On Wednesday night, President Donald Trump delivered the first joint congressional address of his presidential career ― not technically a State of the Union, but the same thing for all intents and purposes. And a certain heroic man who was injured in a recent, high-profile incident of racial hate had a message for Trump going in: Ian Grillot wanted President Trump to acknowledge the Olathe shooting in his speech. And, though Trump did begin by referencing recent anti-Semitic incidents and "the shooting in Kansas City," was it ultimately enough?
Speaking to CNN's Alisyn Camerota on Tuesday morning, Grillot ― who was shot while attempting to stop a gunman who murdered a pair of Indian men at a bar in Olathe, Kansas last week ― called on Trump to explicitly acknowledge what happened, saying it was "saddening" that it hadn't yet been addressed.
While only Grillot can answer whether he was satisfied with Trump's statement ― and make no mistake, Trump did specifically mention what happened in Olathe last week, though he didn't speak on the details with any depth ― there were at least a few potential issues with it.
Namely, while Trump did open his address by referencing and denouncing anti-Semitism and racial hatred, he didn't name any kind of specific racial hatred besides anti-Semitism ― nothing explicitly about hatred directed towards Latinos, Muslims, or people of Middle Eastern descent, in other words.
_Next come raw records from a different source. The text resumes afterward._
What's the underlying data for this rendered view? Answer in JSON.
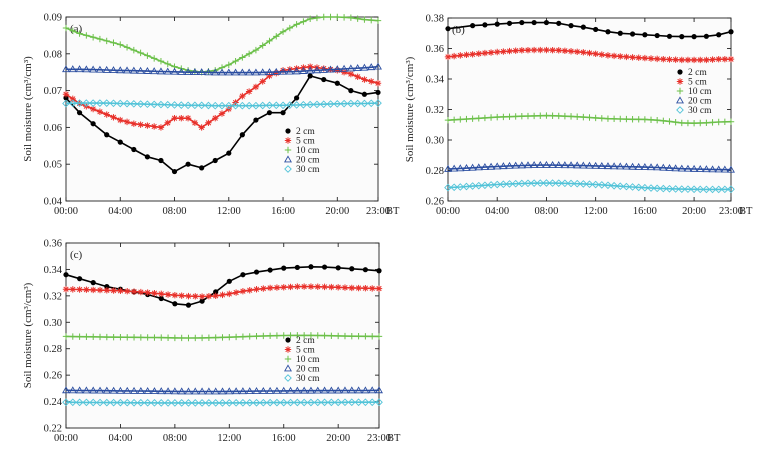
{
  "chart_data": [
    {
      "type": "line",
      "panel_label": "(a)",
      "ylabel": "Soil moisture (cm³/cm³)",
      "xlabel": "BT",
      "xticks": [
        "00:00",
        "04:00",
        "08:00",
        "12:00",
        "16:00",
        "20:00",
        "23:00"
      ],
      "ylim": [
        0.04,
        0.09
      ],
      "yticks": [
        "0.04",
        "0.05",
        "0.06",
        "0.07",
        "0.08",
        "0.09"
      ],
      "legend": [
        "2 cm",
        "5 cm",
        "10 cm",
        "20 cm",
        "30 cm"
      ],
      "series": [
        {
          "name": "2 cm",
          "color": "#000000",
          "marker": "dot",
          "x": [
            0,
            1,
            2,
            3,
            4,
            5,
            6,
            7,
            8,
            9,
            10,
            11,
            12,
            13,
            14,
            15,
            16,
            17,
            18,
            19,
            20,
            21,
            22,
            23
          ],
          "values": [
            0.068,
            0.064,
            0.061,
            0.058,
            0.056,
            0.054,
            0.052,
            0.051,
            0.048,
            0.05,
            0.049,
            0.051,
            0.053,
            0.058,
            0.062,
            0.064,
            0.064,
            0.068,
            0.074,
            0.073,
            0.072,
            0.07,
            0.069,
            0.0695
          ]
        },
        {
          "name": "5 cm",
          "color": "#e8302a",
          "marker": "asterisk",
          "x": [
            0,
            1,
            2,
            3,
            4,
            5,
            6,
            7,
            8,
            9,
            10,
            11,
            12,
            13,
            14,
            15,
            16,
            17,
            18,
            19,
            20,
            21,
            22,
            23
          ],
          "values": [
            0.069,
            0.0665,
            0.065,
            0.0635,
            0.062,
            0.061,
            0.0605,
            0.06,
            0.0625,
            0.0625,
            0.06,
            0.0625,
            0.065,
            0.0685,
            0.071,
            0.074,
            0.0755,
            0.076,
            0.0765,
            0.076,
            0.0755,
            0.0745,
            0.073,
            0.072
          ]
        },
        {
          "name": "10 cm",
          "color": "#6cc04a",
          "marker": "plus",
          "x": [
            0,
            1,
            2,
            3,
            4,
            5,
            6,
            7,
            8,
            9,
            10,
            11,
            12,
            13,
            14,
            15,
            16,
            17,
            18,
            19,
            20,
            21,
            22,
            23
          ],
          "values": [
            0.087,
            0.0855,
            0.0845,
            0.0835,
            0.0825,
            0.081,
            0.0795,
            0.078,
            0.0765,
            0.0755,
            0.075,
            0.0755,
            0.077,
            0.079,
            0.081,
            0.0835,
            0.086,
            0.088,
            0.0895,
            0.09,
            0.09,
            0.0898,
            0.0893,
            0.089
          ]
        },
        {
          "name": "20 cm",
          "color": "#2a4da0",
          "marker": "triangle",
          "x": [
            0,
            1,
            2,
            3,
            4,
            5,
            6,
            7,
            8,
            9,
            10,
            11,
            12,
            13,
            14,
            15,
            16,
            17,
            18,
            19,
            20,
            21,
            22,
            23
          ],
          "values": [
            0.0758,
            0.0758,
            0.0757,
            0.0756,
            0.0755,
            0.0754,
            0.0753,
            0.0752,
            0.0751,
            0.075,
            0.075,
            0.0749,
            0.0749,
            0.0749,
            0.0749,
            0.075,
            0.0751,
            0.0752,
            0.0754,
            0.0756,
            0.0758,
            0.076,
            0.0762,
            0.0765
          ]
        },
        {
          "name": "30 cm",
          "color": "#52c3d8",
          "marker": "diamond",
          "x": [
            0,
            1,
            2,
            3,
            4,
            5,
            6,
            7,
            8,
            9,
            10,
            11,
            12,
            13,
            14,
            15,
            16,
            17,
            18,
            19,
            20,
            21,
            22,
            23
          ],
          "values": [
            0.0665,
            0.0666,
            0.0666,
            0.0666,
            0.0665,
            0.0664,
            0.0663,
            0.0662,
            0.0661,
            0.066,
            0.066,
            0.0659,
            0.0659,
            0.0659,
            0.0659,
            0.066,
            0.066,
            0.0661,
            0.0662,
            0.0663,
            0.0664,
            0.0665,
            0.0665,
            0.0666
          ]
        }
      ]
    },
    {
      "type": "line",
      "panel_label": "(b)",
      "ylabel": "Soil moisture (cm³/cm³)",
      "xlabel": "BT",
      "xticks": [
        "00:00",
        "04:00",
        "08:00",
        "12:00",
        "16:00",
        "20:00",
        "23:00"
      ],
      "ylim": [
        0.26,
        0.38
      ],
      "yticks": [
        "0.26",
        "0.28",
        "0.30",
        "0.32",
        "0.34",
        "0.36",
        "0.38"
      ],
      "legend": [
        "2 cm",
        "5 cm",
        "10 cm",
        "20 cm",
        "30 cm"
      ],
      "series": [
        {
          "name": "2 cm",
          "color": "#000000",
          "marker": "dot",
          "x": [
            0,
            2,
            3,
            4,
            5,
            6,
            7,
            8,
            9,
            10,
            11,
            12,
            13,
            14,
            15,
            16,
            17,
            18,
            19,
            20,
            21,
            22,
            23
          ],
          "values": [
            0.373,
            0.375,
            0.3755,
            0.376,
            0.3765,
            0.377,
            0.377,
            0.377,
            0.3765,
            0.375,
            0.374,
            0.3725,
            0.371,
            0.37,
            0.3695,
            0.369,
            0.3685,
            0.368,
            0.3678,
            0.3678,
            0.368,
            0.369,
            0.371
          ]
        },
        {
          "name": "5 cm",
          "color": "#e8302a",
          "marker": "asterisk",
          "x": [
            0,
            1,
            2,
            3,
            4,
            5,
            6,
            7,
            8,
            9,
            10,
            11,
            12,
            13,
            14,
            15,
            16,
            17,
            18,
            19,
            20,
            21,
            22,
            23
          ],
          "values": [
            0.3545,
            0.3555,
            0.3562,
            0.357,
            0.3577,
            0.3583,
            0.3588,
            0.359,
            0.359,
            0.3588,
            0.3582,
            0.3575,
            0.3565,
            0.3555,
            0.3548,
            0.3542,
            0.3537,
            0.3532,
            0.3528,
            0.3525,
            0.3525,
            0.3525,
            0.353,
            0.353
          ]
        },
        {
          "name": "10 cm",
          "color": "#6cc04a",
          "marker": "plus",
          "x": [
            0,
            1,
            2,
            3,
            4,
            5,
            6,
            7,
            8,
            9,
            10,
            11,
            12,
            13,
            14,
            15,
            16,
            17,
            18,
            19,
            20,
            21,
            22,
            23
          ],
          "values": [
            0.313,
            0.3135,
            0.314,
            0.3145,
            0.315,
            0.3153,
            0.3156,
            0.3158,
            0.316,
            0.3158,
            0.3155,
            0.315,
            0.3145,
            0.314,
            0.3138,
            0.3136,
            0.3135,
            0.313,
            0.3122,
            0.3112,
            0.311,
            0.3113,
            0.3118,
            0.312
          ]
        },
        {
          "name": "20 cm",
          "color": "#2a4da0",
          "marker": "triangle",
          "x": [
            0,
            1,
            2,
            3,
            4,
            5,
            6,
            7,
            8,
            9,
            10,
            11,
            12,
            13,
            14,
            15,
            16,
            17,
            18,
            19,
            20,
            21,
            22,
            23
          ],
          "values": [
            0.281,
            0.2814,
            0.2818,
            0.2822,
            0.2826,
            0.283,
            0.2833,
            0.2835,
            0.2836,
            0.2835,
            0.2834,
            0.2832,
            0.283,
            0.2828,
            0.2826,
            0.2824,
            0.2822,
            0.282,
            0.2816,
            0.2812,
            0.281,
            0.2808,
            0.2806,
            0.2805
          ]
        },
        {
          "name": "30 cm",
          "color": "#52c3d8",
          "marker": "diamond",
          "x": [
            0,
            1,
            2,
            3,
            4,
            5,
            6,
            7,
            8,
            9,
            10,
            11,
            12,
            13,
            14,
            15,
            16,
            17,
            18,
            19,
            20,
            21,
            22,
            23
          ],
          "values": [
            0.2688,
            0.2692,
            0.2698,
            0.2703,
            0.2708,
            0.2712,
            0.2715,
            0.2717,
            0.2718,
            0.2717,
            0.2715,
            0.2712,
            0.2708,
            0.2703,
            0.2697,
            0.2692,
            0.2687,
            0.2683,
            0.268,
            0.2678,
            0.2677,
            0.2676,
            0.2676,
            0.2677
          ]
        }
      ]
    },
    {
      "type": "line",
      "panel_label": "(c)",
      "ylabel": "Soil moisture (cm³/cm³)",
      "xlabel": "BT",
      "xticks": [
        "00:00",
        "04:00",
        "08:00",
        "12:00",
        "16:00",
        "20:00",
        "23:00"
      ],
      "ylim": [
        0.22,
        0.36
      ],
      "yticks": [
        "0.22",
        "0.24",
        "0.26",
        "0.28",
        "0.30",
        "0.32",
        "0.34",
        "0.36"
      ],
      "legend": [
        "2 cm",
        "5 cm",
        "10 cm",
        "20 cm",
        "30 cm"
      ],
      "series": [
        {
          "name": "2 cm",
          "color": "#000000",
          "marker": "dot",
          "x": [
            0,
            1,
            2,
            3,
            4,
            5,
            6,
            7,
            8,
            9,
            10,
            11,
            12,
            13,
            14,
            15,
            16,
            17,
            18,
            19,
            20,
            21,
            22,
            23
          ],
          "values": [
            0.336,
            0.333,
            0.33,
            0.327,
            0.325,
            0.323,
            0.321,
            0.318,
            0.314,
            0.313,
            0.316,
            0.323,
            0.331,
            0.336,
            0.338,
            0.3395,
            0.341,
            0.3415,
            0.342,
            0.3418,
            0.3412,
            0.3405,
            0.3398,
            0.339
          ]
        },
        {
          "name": "5 cm",
          "color": "#e8302a",
          "marker": "asterisk",
          "x": [
            0,
            1,
            2,
            3,
            4,
            5,
            6,
            7,
            8,
            9,
            10,
            11,
            12,
            13,
            14,
            15,
            16,
            17,
            18,
            19,
            20,
            21,
            22,
            23
          ],
          "values": [
            0.325,
            0.3248,
            0.3245,
            0.3242,
            0.3238,
            0.3232,
            0.3225,
            0.3215,
            0.3205,
            0.3198,
            0.3195,
            0.32,
            0.3215,
            0.3235,
            0.325,
            0.326,
            0.3265,
            0.327,
            0.327,
            0.3268,
            0.3265,
            0.326,
            0.3258,
            0.3255
          ]
        },
        {
          "name": "10 cm",
          "color": "#6cc04a",
          "marker": "plus",
          "x": [
            0,
            1,
            2,
            3,
            4,
            5,
            6,
            7,
            8,
            9,
            10,
            11,
            12,
            13,
            14,
            15,
            16,
            17,
            18,
            19,
            20,
            21,
            22,
            23
          ],
          "values": [
            0.2893,
            0.2891,
            0.289,
            0.2888,
            0.2887,
            0.2886,
            0.2885,
            0.2884,
            0.2882,
            0.2881,
            0.2882,
            0.2884,
            0.2887,
            0.2891,
            0.2895,
            0.2898,
            0.29,
            0.2901,
            0.2901,
            0.2899,
            0.2897,
            0.2895,
            0.2894,
            0.2893
          ]
        },
        {
          "name": "20 cm",
          "color": "#2a4da0",
          "marker": "triangle",
          "x": [
            0,
            1,
            2,
            3,
            4,
            5,
            6,
            7,
            8,
            9,
            10,
            11,
            12,
            13,
            14,
            15,
            16,
            17,
            18,
            19,
            20,
            21,
            22,
            23
          ],
          "values": [
            0.2485,
            0.2484,
            0.2483,
            0.2482,
            0.2481,
            0.248,
            0.2479,
            0.2478,
            0.2477,
            0.2476,
            0.2476,
            0.2476,
            0.2477,
            0.2478,
            0.2479,
            0.248,
            0.2481,
            0.2482,
            0.2482,
            0.2483,
            0.2483,
            0.2484,
            0.2484,
            0.2485
          ]
        },
        {
          "name": "30 cm",
          "color": "#52c3d8",
          "marker": "diamond",
          "x": [
            0,
            1,
            2,
            3,
            4,
            5,
            6,
            7,
            8,
            9,
            10,
            11,
            12,
            13,
            14,
            15,
            16,
            17,
            18,
            19,
            20,
            21,
            22,
            23
          ],
          "values": [
            0.2395,
            0.2394,
            0.2393,
            0.2392,
            0.2392,
            0.2391,
            0.2391,
            0.239,
            0.239,
            0.239,
            0.239,
            0.239,
            0.239,
            0.2391,
            0.2391,
            0.2392,
            0.2392,
            0.2393,
            0.2393,
            0.2394,
            0.2394,
            0.2395,
            0.2395,
            0.2395
          ]
        }
      ]
    }
  ]
}
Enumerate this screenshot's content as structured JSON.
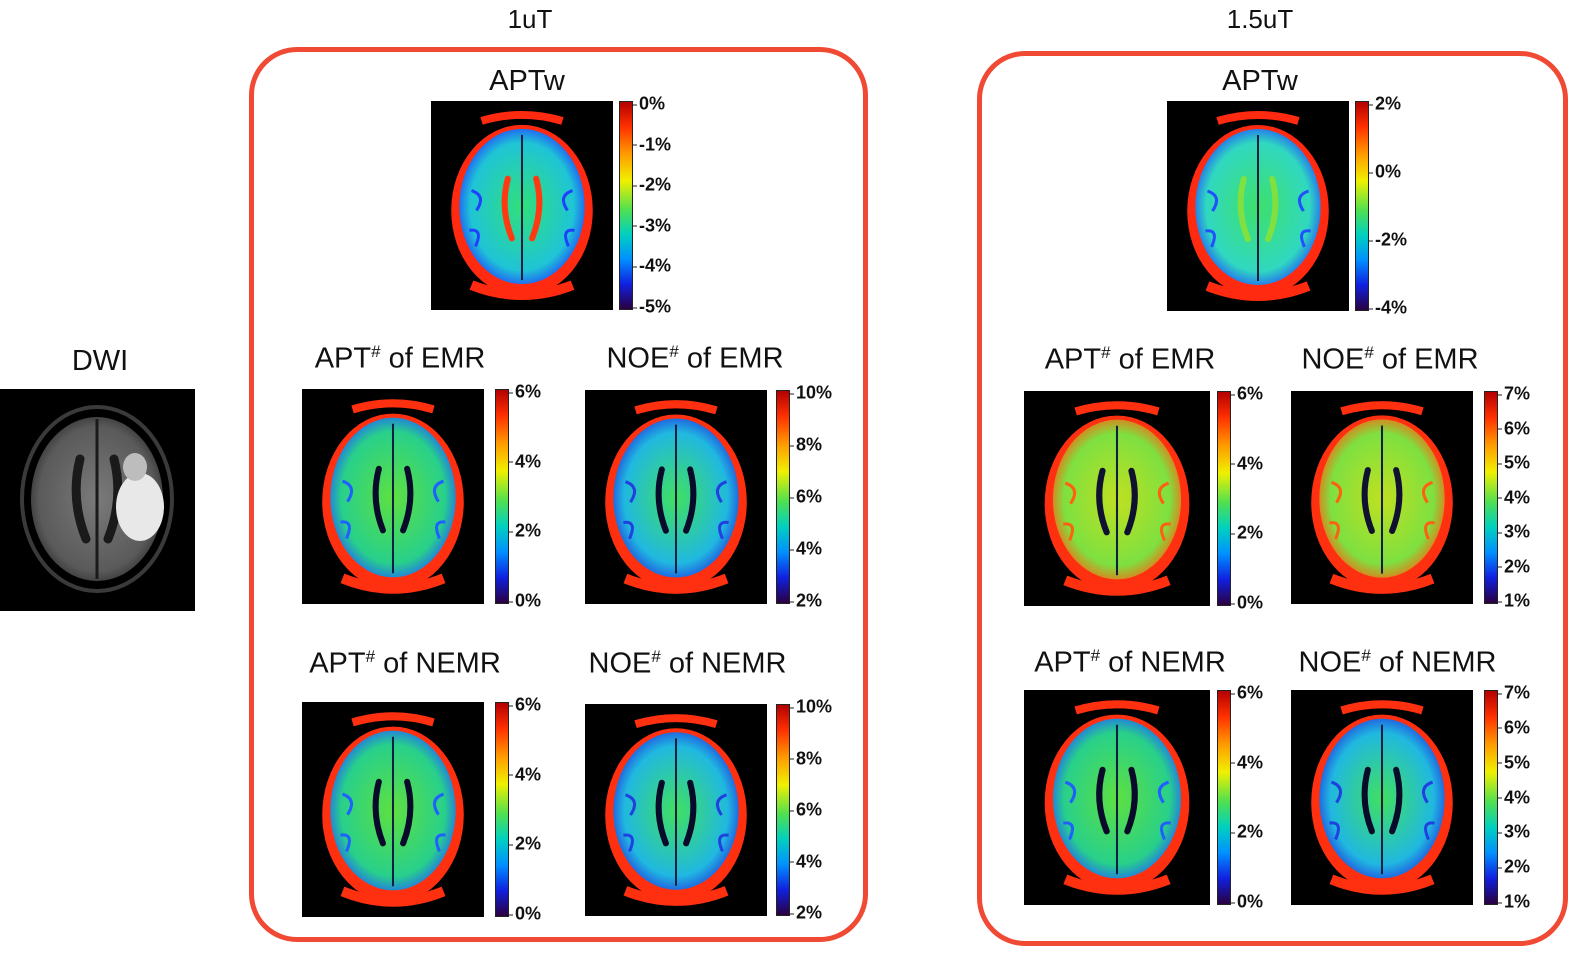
{
  "groups": [
    {
      "id": "g1",
      "title": "1uT"
    },
    {
      "id": "g2",
      "title": "1.5uT"
    }
  ],
  "dwi": {
    "title": "DWI"
  },
  "panels": [
    {
      "id": "p1",
      "group": "g1",
      "title_main": "APTw",
      "title_sup": "",
      "title_rest": "",
      "ticks": [
        "0%",
        "-1%",
        "-2%",
        "-3%",
        "-4%",
        "-5%"
      ],
      "style": "aptw1"
    },
    {
      "id": "p2",
      "group": "g1",
      "title_main": "APT",
      "title_sup": "#",
      "title_rest": " of EMR",
      "ticks": [
        "6%",
        "4%",
        "2%",
        "0%"
      ],
      "style": "green"
    },
    {
      "id": "p3",
      "group": "g1",
      "title_main": "NOE",
      "title_sup": "#",
      "title_rest": " of EMR",
      "ticks": [
        "10%",
        "8%",
        "6%",
        "4%",
        "2%"
      ],
      "style": "blue"
    },
    {
      "id": "p4",
      "group": "g1",
      "title_main": "APT",
      "title_sup": "#",
      "title_rest": " of NEMR",
      "ticks": [
        "6%",
        "4%",
        "2%",
        "0%"
      ],
      "style": "green"
    },
    {
      "id": "p5",
      "group": "g1",
      "title_main": "NOE",
      "title_sup": "#",
      "title_rest": " of NEMR",
      "ticks": [
        "10%",
        "8%",
        "6%",
        "4%",
        "2%"
      ],
      "style": "blue"
    },
    {
      "id": "p6",
      "group": "g2",
      "title_main": "APTw",
      "title_sup": "",
      "title_rest": "",
      "ticks": [
        "2%",
        "0%",
        "-2%",
        "-4%"
      ],
      "style": "aptw2"
    },
    {
      "id": "p7",
      "group": "g2",
      "title_main": "APT",
      "title_sup": "#",
      "title_rest": " of EMR",
      "ticks": [
        "6%",
        "4%",
        "2%",
        "0%"
      ],
      "style": "warm"
    },
    {
      "id": "p8",
      "group": "g2",
      "title_main": "NOE",
      "title_sup": "#",
      "title_rest": " of EMR",
      "ticks": [
        "7%",
        "6%",
        "5%",
        "4%",
        "3%",
        "2%",
        "1%"
      ],
      "style": "warm"
    },
    {
      "id": "p9",
      "group": "g2",
      "title_main": "APT",
      "title_sup": "#",
      "title_rest": " of NEMR",
      "ticks": [
        "6%",
        "4%",
        "2%",
        "0%"
      ],
      "style": "green"
    },
    {
      "id": "p10",
      "group": "g2",
      "title_main": "NOE",
      "title_sup": "#",
      "title_rest": " of NEMR",
      "ticks": [
        "7%",
        "6%",
        "5%",
        "4%",
        "3%",
        "2%",
        "1%"
      ],
      "style": "blue"
    }
  ],
  "colors": {
    "frame": "#f04a35",
    "jet_top": "#c00000",
    "jet_bottom": "#2a0040"
  }
}
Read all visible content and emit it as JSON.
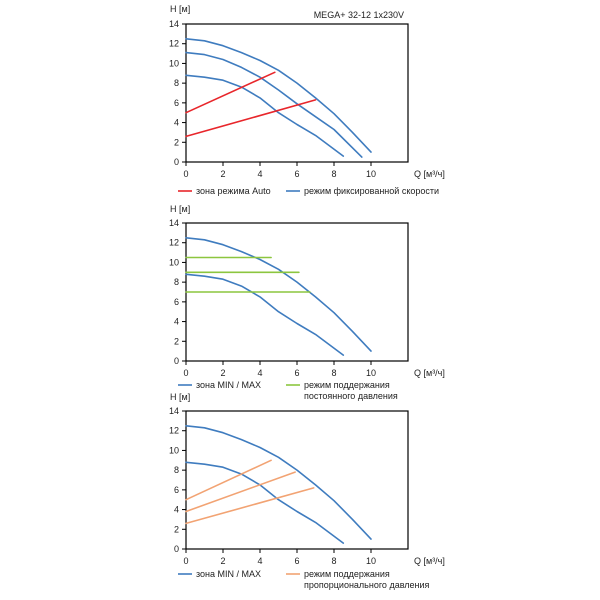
{
  "chart_data": [
    {
      "type": "line",
      "title": "MEGA+ 32-12 1x230V",
      "ylabel": "H [м]",
      "xlabel": "Q [м³/ч]",
      "xlim": [
        0,
        12
      ],
      "ylim": [
        0,
        14
      ],
      "xticks": [
        "0",
        "2",
        "4",
        "6",
        "8",
        "10"
      ],
      "yticks": [
        "0",
        "2",
        "4",
        "6",
        "8",
        "10",
        "12",
        "14"
      ],
      "grid": false,
      "legend": [
        {
          "label": "зона режима Auto",
          "color": "#e8262b"
        },
        {
          "label": "режим фиксированной скорости",
          "color": "#3f7cbf"
        }
      ],
      "series": [
        {
          "group": "fixed",
          "color": "#3f7cbf",
          "x": [
            0,
            1,
            2,
            3,
            4,
            5,
            6,
            7,
            8,
            9,
            10
          ],
          "y": [
            12.5,
            12.3,
            11.8,
            11.1,
            10.3,
            9.3,
            8.0,
            6.5,
            4.9,
            3.0,
            1.0
          ]
        },
        {
          "group": "fixed",
          "color": "#3f7cbf",
          "x": [
            0,
            1,
            2,
            3,
            4,
            5,
            6,
            7,
            8,
            9.5
          ],
          "y": [
            11.1,
            10.9,
            10.4,
            9.6,
            8.6,
            7.3,
            5.9,
            4.6,
            3.3,
            0.5
          ]
        },
        {
          "group": "fixed",
          "color": "#3f7cbf",
          "x": [
            0,
            1,
            2,
            3,
            4,
            5,
            6,
            7,
            8.5
          ],
          "y": [
            8.8,
            8.6,
            8.3,
            7.6,
            6.5,
            5.0,
            3.8,
            2.7,
            0.6
          ]
        },
        {
          "group": "auto",
          "color": "#e8262b",
          "x": [
            0,
            4.8
          ],
          "y": [
            5.0,
            9.1
          ]
        },
        {
          "group": "auto",
          "color": "#e8262b",
          "x": [
            0,
            7.0
          ],
          "y": [
            2.6,
            6.3
          ]
        }
      ]
    },
    {
      "type": "line",
      "title": "",
      "ylabel": "H [м]",
      "xlabel": "Q [м³/ч]",
      "xlim": [
        0,
        12
      ],
      "ylim": [
        0,
        14
      ],
      "xticks": [
        "0",
        "2",
        "4",
        "6",
        "8",
        "10"
      ],
      "yticks": [
        "0",
        "2",
        "4",
        "6",
        "8",
        "10",
        "12",
        "14"
      ],
      "grid": false,
      "legend": [
        {
          "label": "зона MIN / MAX",
          "color": "#3f7cbf"
        },
        {
          "label": "режим поддержания постоянного давления",
          "color": "#8cc63f",
          "lines": [
            "режим поддержания",
            "постоянного давления"
          ]
        }
      ],
      "series": [
        {
          "group": "minmax",
          "color": "#3f7cbf",
          "x": [
            0,
            1,
            2,
            3,
            4,
            5,
            6,
            7,
            8,
            9,
            10
          ],
          "y": [
            12.5,
            12.3,
            11.8,
            11.1,
            10.3,
            9.3,
            8.0,
            6.5,
            4.9,
            3.0,
            1.0
          ]
        },
        {
          "group": "minmax",
          "color": "#3f7cbf",
          "x": [
            0,
            1,
            2,
            3,
            4,
            5,
            6,
            7,
            8.5
          ],
          "y": [
            8.8,
            8.6,
            8.3,
            7.6,
            6.5,
            5.0,
            3.8,
            2.7,
            0.6
          ]
        },
        {
          "group": "constant",
          "color": "#8cc63f",
          "x": [
            0,
            4.6
          ],
          "y": [
            10.5,
            10.5
          ]
        },
        {
          "group": "constant",
          "color": "#8cc63f",
          "x": [
            0,
            6.1
          ],
          "y": [
            9.0,
            9.0
          ]
        },
        {
          "group": "constant",
          "color": "#8cc63f",
          "x": [
            0,
            6.7
          ],
          "y": [
            7.0,
            7.0
          ]
        }
      ]
    },
    {
      "type": "line",
      "title": "",
      "ylabel": "H [м]",
      "xlabel": "Q [м³/ч]",
      "xlim": [
        0,
        12
      ],
      "ylim": [
        0,
        14
      ],
      "xticks": [
        "0",
        "2",
        "4",
        "6",
        "8",
        "10"
      ],
      "yticks": [
        "0",
        "2",
        "4",
        "6",
        "8",
        "10",
        "12",
        "14"
      ],
      "grid": false,
      "legend": [
        {
          "label": "зона MIN / MAX",
          "color": "#3f7cbf"
        },
        {
          "label": "режим поддержания пропорционального давления",
          "color": "#f2a373",
          "lines": [
            "режим поддержания",
            "пропорционального давления"
          ]
        }
      ],
      "series": [
        {
          "group": "minmax",
          "color": "#3f7cbf",
          "x": [
            0,
            1,
            2,
            3,
            4,
            5,
            6,
            7,
            8,
            9,
            10
          ],
          "y": [
            12.5,
            12.3,
            11.8,
            11.1,
            10.3,
            9.3,
            8.0,
            6.5,
            4.9,
            3.0,
            1.0
          ]
        },
        {
          "group": "minmax",
          "color": "#3f7cbf",
          "x": [
            0,
            1,
            2,
            3,
            4,
            5,
            6,
            7,
            8.5
          ],
          "y": [
            8.8,
            8.6,
            8.3,
            7.6,
            6.5,
            5.0,
            3.8,
            2.7,
            0.6
          ]
        },
        {
          "group": "proportional",
          "color": "#f2a373",
          "x": [
            0,
            4.6
          ],
          "y": [
            5.0,
            9.0
          ]
        },
        {
          "group": "proportional",
          "color": "#f2a373",
          "x": [
            0,
            5.9
          ],
          "y": [
            3.8,
            7.8
          ]
        },
        {
          "group": "proportional",
          "color": "#f2a373",
          "x": [
            0,
            6.9
          ],
          "y": [
            2.6,
            6.2
          ]
        }
      ]
    }
  ]
}
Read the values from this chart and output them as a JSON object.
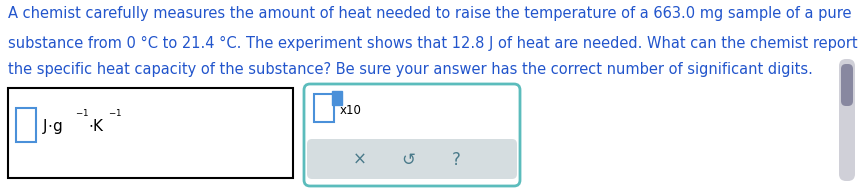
{
  "background_color": "#ffffff",
  "text_color": "#2255cc",
  "paragraph_lines": [
    "A chemist carefully measures the amount of heat needed to raise the temperature of a 663.0 mg sample of a pure",
    "substance from 0 °C to 21.4 °C. The experiment shows that 12.8 J of heat are needed. What can the chemist report for",
    "the specific heat capacity of the substance? Be sure your answer has the correct number of significant digits."
  ],
  "font_size_para": 10.5,
  "box1_border_color": "#000000",
  "box2_border_color": "#5bbcbc",
  "input_box_color": "#4a90d9",
  "button_bg": "#d5dde0",
  "scrollbar_color": "#d0d0d8",
  "scrollbar_handle_color": "#8888a0"
}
That's a notable omission, because reports suggest the Olathe killings were motivated by the shooter's incorrect belief that his two Indian victims were in fact Iranian.
It also raises the question of what good it does to begin a speech with a condemnation of such hatred if you're going to advance false and misleading claims about the violent criminality of immigrants later in the same speech. Trump has done this frequently, both as a candidate and as president, and he stayed true to form on Tuesday night, announcing the creation of a Department of Homeland Security office specifically addressing victims of crimes committed by undocumented immigrants. It's a role he teased in an executive order last month pledging to "make public a comprehensive list of criminal actions committed by aliens."
Considering that undocumented immigrants commit crimes at a lower rate than American citizens do, this can really be seen as nothing more than scapegoating for political purposes. If Trump were aiming to create a DHS office specializing in victims of violent crimes committed by any particular group ― which is a needless and inflammatory gesture regardless ― the statistics would suggest he should sooner focus on American citizens than immigrants.
In short, while Trump did more than many observers probably thought he would, it was also far less than would've been deemed acceptable for a typical president. It's also worth noting that mere hours before delivering the speech, he suggested that the recent wave of anti-Semitic bomb threats and graveyard defilements may have been committed by people trying to make him look bad.